Катя, конечно, ревновала — ой как ревновала, сохла от обиды, язвила себя. Но затем, успокоившись, рассудила так: и хорошо, что к баптистам (или кто они там?) угодил, а, то ведь поначалу замышлял на Кавказ податься — к тем фанатикам, которые паспорта со звездой антихристовой сжигают и по ущельям, безлюдным утесам от милиции прячутся, как горные козлы от охотников.
Словом, пускай все как есть, так и будет. Раньше она бы обрадовалась, если бы муж вернулся. Когда случайно встретились в электричке (Федор с разлучницей-баптисткой кухонный столик в гнездышко везли), Катя прошептала: «Может, вернешься?» Она вовсе не надеялась, что их жизнь бы наладилась, и, умоляя мужа о возвращении, подчинялась безотчетному, слепому порыву. А уж счастье это будет или несчастье, не задумывалась.

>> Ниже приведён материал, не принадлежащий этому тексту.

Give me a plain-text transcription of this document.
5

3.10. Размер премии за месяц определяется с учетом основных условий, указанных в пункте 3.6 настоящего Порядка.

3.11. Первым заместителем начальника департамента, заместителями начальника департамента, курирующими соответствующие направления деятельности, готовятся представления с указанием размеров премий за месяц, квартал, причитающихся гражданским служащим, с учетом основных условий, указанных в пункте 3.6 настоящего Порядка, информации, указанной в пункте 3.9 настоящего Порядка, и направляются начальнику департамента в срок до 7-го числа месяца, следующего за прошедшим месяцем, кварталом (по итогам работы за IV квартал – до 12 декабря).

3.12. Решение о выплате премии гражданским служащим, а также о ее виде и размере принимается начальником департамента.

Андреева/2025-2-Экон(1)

Теперь же она твердо решила быть счастливой, и возвращение мужа помешало бы ей. Муж это или не муж, притупилось в ней что-то. Катя замечала за собой, что стала модничать, франтить, принаряжаться: юбка в обтяжку, сапожки лаковые, кокетливая шляпка, белый плащ, но что-то притупилось. Даже с Федором последний год спали порознь, а после Федора никого к себе не подпускала. Умела отбрить любого ухажера, насмешливым презрением сразу спесь сбивала.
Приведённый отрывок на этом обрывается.